И опять Федот был прав. Совсем недавно пришел он в ячейку, а разбирается во всем, что касается практических дел, пожалуй, лучше других. И ребята слушаются его. Нет, Ивана не обижало, что новичок, еще не получивший комсомольского билета, часто поправляет его — секретаря ячейки. А чего ж обижаться, если это на пользу делу?

Ждать пришлось не так-то уж долго. Дверь баньки отворилась, и на свет выползла Гаврилиха с четвертью самогона в руках. Никак не дашь бабке семидесяти с хвостом лет: сухая, со сморщенным личиком, но бодрая, шустрая, другой молодой не уступит.

Воровато оглянувшись вокруг, бабка засеменила к своей избе. Но из-за плетня перед ней вдруг вырос Федот.

— Бабуся, дай-ка на минутку, — негромко сказал он, потянув из ее рук четверть.

Не то от спокойно-требовательного тона Федота, не то от растерянности, но Гаврилиха сразу отдала четверть. И сейчас же, сверкнув в рассветных сумерках, бутыль полетела на подмерзлую землю и звонко лопнула.

Бабка только моргала вытаращенными глазами. А ребята были уже в баньке. Там вместо котла в печку вмазан бак солидных размеров, под ним теплился несильный огонь, а из закрученного змеевика в грязную четверть капал самогон.

В себя Гаврилиха пришла, когда из двери баньки вылетели одна за другой еще три бутыли и, стукнувшись о землю, залили все кругом зловонной жидкостью.

— Ах вы, окаянные! Пропасти на вас, сукомолов, нет! Да провались вы в тартарары! Чтоб глаза у вас повылазили! — завела Гаврилиха бодрым баском, а дальше такое понесла, что не у всякого мужика язык такие словеса вывернуть сможет…

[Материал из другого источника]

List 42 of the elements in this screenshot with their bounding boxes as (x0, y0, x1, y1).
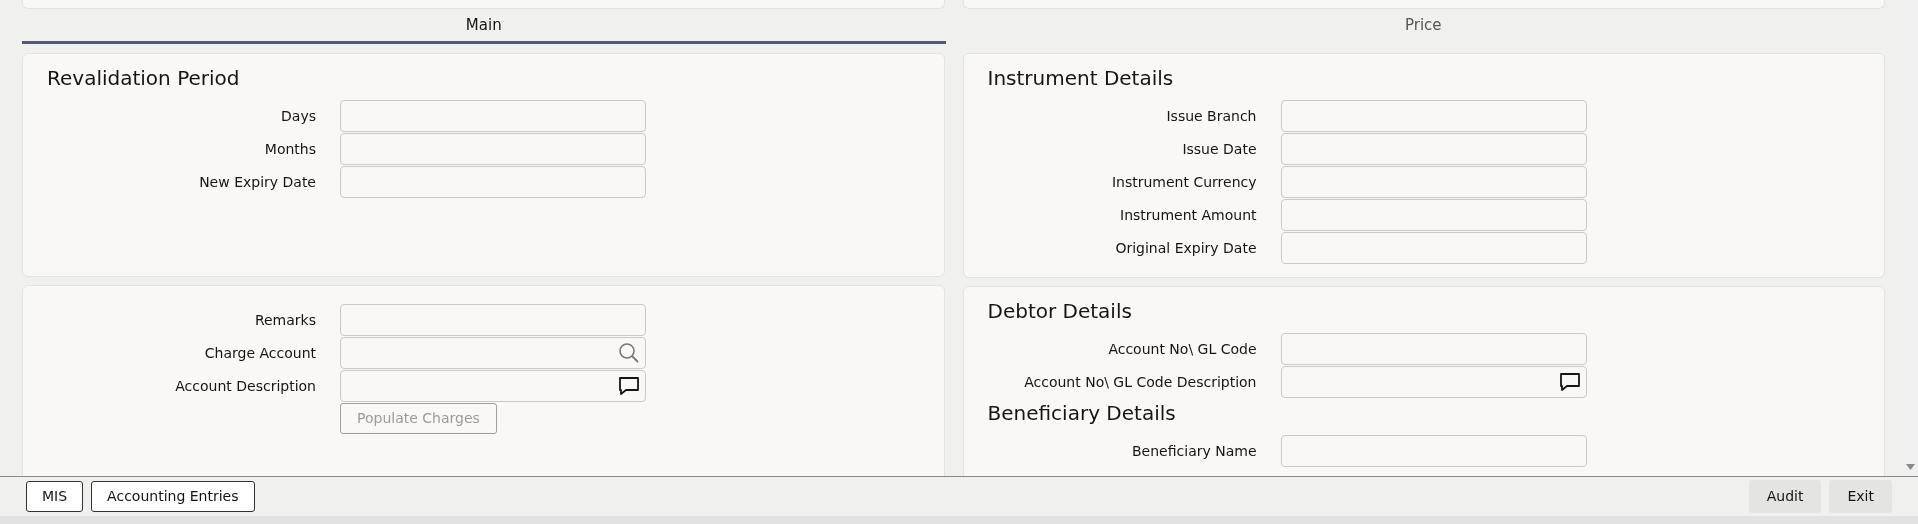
footer-button[interactable]: MIS (26, 481, 84, 512)
input-field[interactable] (340, 133, 646, 165)
field-label: Issue Date (1181, 139, 1257, 159)
input-field[interactable] (340, 370, 646, 402)
input-field[interactable] (1280, 232, 1587, 264)
tab[interactable]: Main (22, 10, 946, 44)
speech-bubble-icon[interactable] (1558, 372, 1581, 392)
field-label: Remarks (253, 310, 316, 330)
field-label: Instrument Amount (1119, 205, 1257, 225)
field-label: Months (263, 139, 316, 159)
input-field[interactable] (1280, 100, 1587, 132)
input-field[interactable] (1280, 133, 1587, 165)
field-label: Account No\ GL Code (1107, 339, 1257, 359)
field-label: Account No\ GL Code Description (1023, 372, 1257, 392)
field-label: Original Expiry Date (1114, 238, 1257, 258)
search-icon[interactable] (618, 342, 640, 364)
field-label: Issue Branch (1165, 106, 1257, 126)
input-field[interactable] (1280, 333, 1587, 365)
input-field[interactable] (340, 100, 646, 132)
section-heading: Instrument Details (987, 65, 1175, 92)
section-heading: Debtor Details (987, 298, 1133, 325)
field-label: Instrument Currency (1110, 172, 1257, 192)
scroll-down-icon[interactable] (1906, 464, 1915, 470)
footer-button[interactable]: Audit (1748, 480, 1822, 513)
speech-bubble-icon[interactable] (618, 376, 640, 396)
section-heading: Beneficiary Details (987, 400, 1177, 427)
input-field[interactable] (1280, 199, 1587, 231)
input-field[interactable] (1280, 166, 1587, 198)
field-label: Charge Account (203, 343, 316, 363)
section-heading: Revalidation Period (47, 65, 241, 92)
field-label: Account Description (174, 376, 316, 396)
footer-button[interactable]: Accounting Entries (91, 481, 255, 512)
input-field[interactable] (340, 166, 646, 198)
input-field[interactable] (1280, 366, 1587, 398)
input-field[interactable] (340, 337, 646, 369)
field-label: New Expiry Date (198, 172, 316, 192)
footer-button[interactable]: Exit (1829, 480, 1892, 513)
input-field[interactable] (1280, 435, 1587, 467)
field-label: Beneficiary Name (1131, 441, 1257, 461)
input-field[interactable] (340, 304, 646, 336)
tab[interactable]: Price (961, 10, 1885, 44)
field-label: Days (280, 106, 316, 126)
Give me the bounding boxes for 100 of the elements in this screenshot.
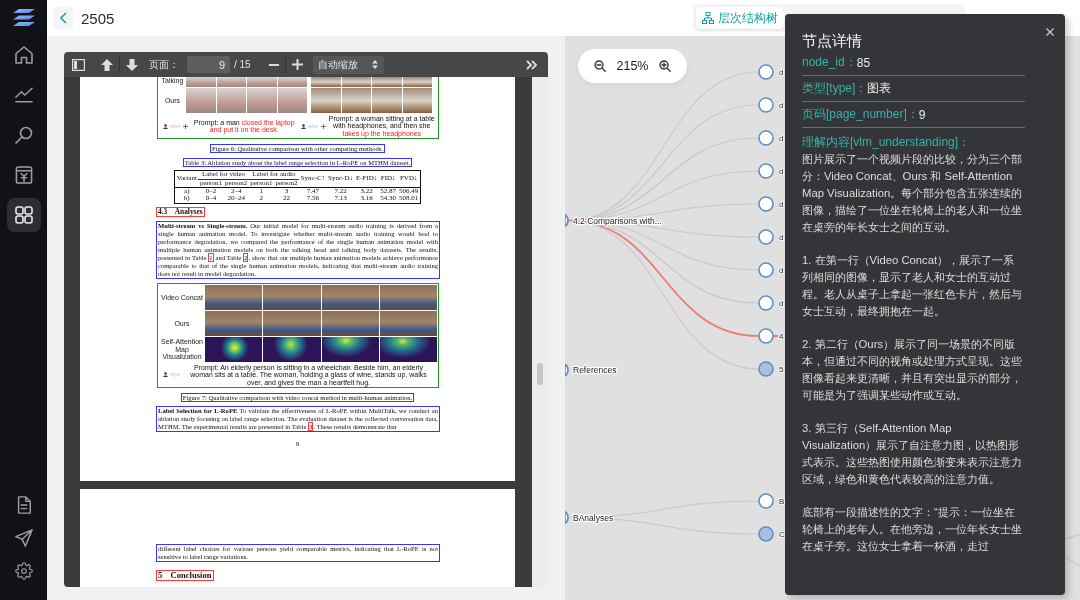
page-number-field[interactable]: 9 <box>187 56 230 73</box>
node-label[interactable]: BAnalyses <box>573 512 614 523</box>
grid-icon <box>14 206 33 224</box>
page-label: 页面： <box>149 57 179 72</box>
photo-placeholder <box>205 284 263 310</box>
search-icon <box>14 126 33 144</box>
close-icon <box>1046 28 1054 36</box>
yen-box-icon <box>14 166 33 184</box>
node-circle-icon[interactable] <box>758 361 774 377</box>
photo-placeholder <box>321 310 379 336</box>
zoom-out-button[interactable] <box>268 63 279 66</box>
section-heading: 5 Conclusion <box>156 570 214 581</box>
heatmap-image <box>263 336 321 362</box>
zoom-in-icon <box>659 60 671 72</box>
zoom-in-button[interactable] <box>291 59 303 70</box>
zoom-mode-select[interactable]: 自动缩放 <box>312 55 384 74</box>
photo-placeholder <box>379 310 437 336</box>
plus-icon <box>291 59 303 70</box>
minus-icon <box>268 63 279 66</box>
node-circle-icon[interactable] <box>758 328 774 344</box>
node-circle-icon[interactable] <box>758 130 774 146</box>
node-label[interactable]: d <box>779 233 784 242</box>
node-label[interactable]: C <box>779 530 785 539</box>
up-down-caret-icon <box>371 60 378 69</box>
logo-icon <box>12 9 35 26</box>
arrow-up-icon <box>101 58 113 71</box>
description-paragraph: 2. 第二行（Ours）展示了同一场景的不同版本，但通过不同的视角或处理方式呈现。这些图像看起来更清晰，并且有突出显示的部分，可能是为了强调某些动作或互动。 <box>802 337 1023 403</box>
person-icon <box>163 372 168 378</box>
field-label: node_id： <box>802 54 857 71</box>
photo-placeholder <box>379 284 437 310</box>
node-label[interactable]: 4.2 Comparisons with... <box>573 215 662 226</box>
node-label[interactable]: d <box>779 68 784 77</box>
node-label[interactable]: d <box>779 167 784 176</box>
sidebar-toggle-icon <box>72 58 85 71</box>
plus-icon <box>320 123 326 129</box>
hierarchy-icon <box>702 12 714 24</box>
node-label[interactable]: d <box>779 299 784 308</box>
node-circle-icon[interactable] <box>758 64 774 80</box>
heatmap-image <box>379 336 437 362</box>
node-label[interactable]: d <box>779 266 784 275</box>
next-page-button[interactable] <box>126 58 138 71</box>
node-circle-icon[interactable] <box>758 262 774 278</box>
zoom-out-icon <box>594 60 606 72</box>
send-icon <box>14 529 33 547</box>
home-icon <box>14 46 33 64</box>
node-label[interactable]: References <box>573 365 617 375</box>
more-tools-button[interactable] <box>526 58 538 71</box>
settings-icon <box>14 562 33 580</box>
zoom-level: 215% <box>616 59 649 73</box>
nav-button[interactable] <box>6 198 41 232</box>
field-value: 9 <box>918 107 926 122</box>
tree-link <box>1064 556 1080 567</box>
back-button[interactable] <box>53 7 73 29</box>
description-paragraph: 图片展示了一个视频片段的比较，分为三个部分：Video Concat、Ours 和 Self-Attention Map Visualization。每个部分包含五张连续的图像，描绘了一位坐在轮椅上的老人和一位坐在桌旁的年长女士之间的互动。 <box>802 152 1024 235</box>
field-value: 85 <box>856 55 871 70</box>
close-button[interactable] <box>1046 28 1054 36</box>
panel-title: 节点详情 <box>802 32 863 50</box>
node-circle-icon[interactable] <box>758 526 774 542</box>
node-circle-icon[interactable] <box>758 163 774 179</box>
waveform-icon <box>170 123 180 129</box>
sidebar-toggle-button[interactable] <box>72 58 85 71</box>
zoom-out-button[interactable] <box>594 60 606 72</box>
node-circle-icon[interactable] <box>758 196 774 212</box>
field-value: 图表 <box>867 80 892 97</box>
arrow-down-icon <box>126 58 138 71</box>
node-label[interactable]: 5 <box>779 365 784 374</box>
description-paragraph: 1. 在第一行（Video Concat），展示了一系列相同的图像，显示了老人和女士的互动过程。老人从桌子上拿起一张红色卡片，然后与女士互动，最终拥抱在一起。 <box>802 253 1023 319</box>
tree-link <box>1064 533 1080 540</box>
heatmap-image <box>321 336 379 362</box>
previous-page-button[interactable] <box>101 58 113 71</box>
node-label[interactable]: d <box>779 200 784 209</box>
node-label[interactable]: d <box>779 134 784 143</box>
field-label: 类型[type]： <box>802 80 868 97</box>
node-circle-icon[interactable] <box>758 229 774 245</box>
resize-handle[interactable] <box>537 363 543 385</box>
page-count: / 15 <box>234 59 251 70</box>
person-icon <box>163 123 168 129</box>
plus-icon <box>183 123 188 129</box>
field-label: 理解内容[vlm_understanding]： <box>802 134 972 151</box>
waveform-icon <box>307 123 318 129</box>
heatmap-image <box>205 336 263 362</box>
node-label[interactable]: d <box>779 101 784 110</box>
description-paragraph: 3. 第三行（Self-Attention Map Visualization）展示了自注意力图，以热图形式表示。这些热图使用颜色渐变来表示注意力区域，绿色和黄色代表较高的注意力值。 <box>802 421 1023 487</box>
page-title: 2505 <box>81 9 115 27</box>
node-label[interactable]: B <box>779 497 785 506</box>
photo-placeholder <box>205 310 263 336</box>
node-circle-icon[interactable] <box>758 97 774 113</box>
double-chevron-right-icon <box>526 58 538 71</box>
chevron-left-icon <box>59 12 67 24</box>
zoom-in-button[interactable] <box>659 60 671 72</box>
person-icon <box>300 123 306 129</box>
photo-placeholder <box>263 310 321 336</box>
description-paragraph: 底部有一段描述性的文字：“提示：一位坐在轮椅上的老年人。在他旁边，一位年长女士坐在桌子旁。这位女士拿着一杯酒，走过 <box>802 505 1023 554</box>
node-label[interactable]: 4 <box>779 332 784 341</box>
field-label: 页码[page_number]： <box>802 106 919 123</box>
photo-placeholder <box>321 284 379 310</box>
node-circle-icon[interactable] <box>758 493 774 509</box>
photo-placeholder <box>263 284 321 310</box>
node-circle-icon[interactable] <box>758 295 774 311</box>
trend-line-icon <box>14 86 33 104</box>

Все село потешалось над Тихоном Бакиным, над его пьяной свиньей. Говорили: «Так ему и надо!» А когда комсомольцы прикончили шинкарское заведение бабки Гаврилихи, разговоры пошли другие. Тихон только сам пил да близких дружков угощал, а Гаврилиха снабжала своим зельем половину села.

Перед праздником сразу почувствовался недостаток самогона, и многие стали коситься на Ивана и его дружков. Особенно злились парни с дальнего порядка — главные потребители Гаврилихиной продукции.

Вот и подступил праздник сразу с двумя большими неприятностями.

Побили Федота. Крепко исколотили в отместку за разгром Гаврилихи.

Почему Федота? Наверное, первым исколотили бы Ивана, да знали парни, что лежит у него в кармане «бульдог», с которым он никогда не расстается. Кроме того, Федот больше других постарался, чтобы оставить любителей выпить без самогона. Это он отобрал у бабки Гаврилихи из рук четверть с самогоном и хряпнул оземь. Других-то, может, бабка и не различила, находясь в расстройстве, а на Федота озлилась и потребителям своим наговорила о нем невесть что.

Темным осенним вечером шел Федот проулком. Уже к дому подходил, как из-за плетня накинули ему на голову старое рядно и сразу навалилось человек десять.

Федот здоровяк, но где же с десятком взрослых парней справиться?

Здоровенных синяков да шишек насажали ему. Пришлось Федоту весь покров дома на печи лежать да эти синяки квасом примачивать.

Другой удар нанес-таки Семен Уздечкин. За два дня до праздника принес Гришан тетрадную страничку, свернутую вчетверо и передал Ивану.

— Вот Семен тебе прислал.

Развернул Иван бумажку, а из нее выпал светло-красный комсомольский билет. В прошлом году Семену его вручил Стрельцов.

На листке было нацарапано:

Иван, ничего у меня не получилось. На покров будут венчать в церкви. Посылаю комсомольский билет, потому как из комсомольцев все одно выгоните меня. Семен Уздечкин.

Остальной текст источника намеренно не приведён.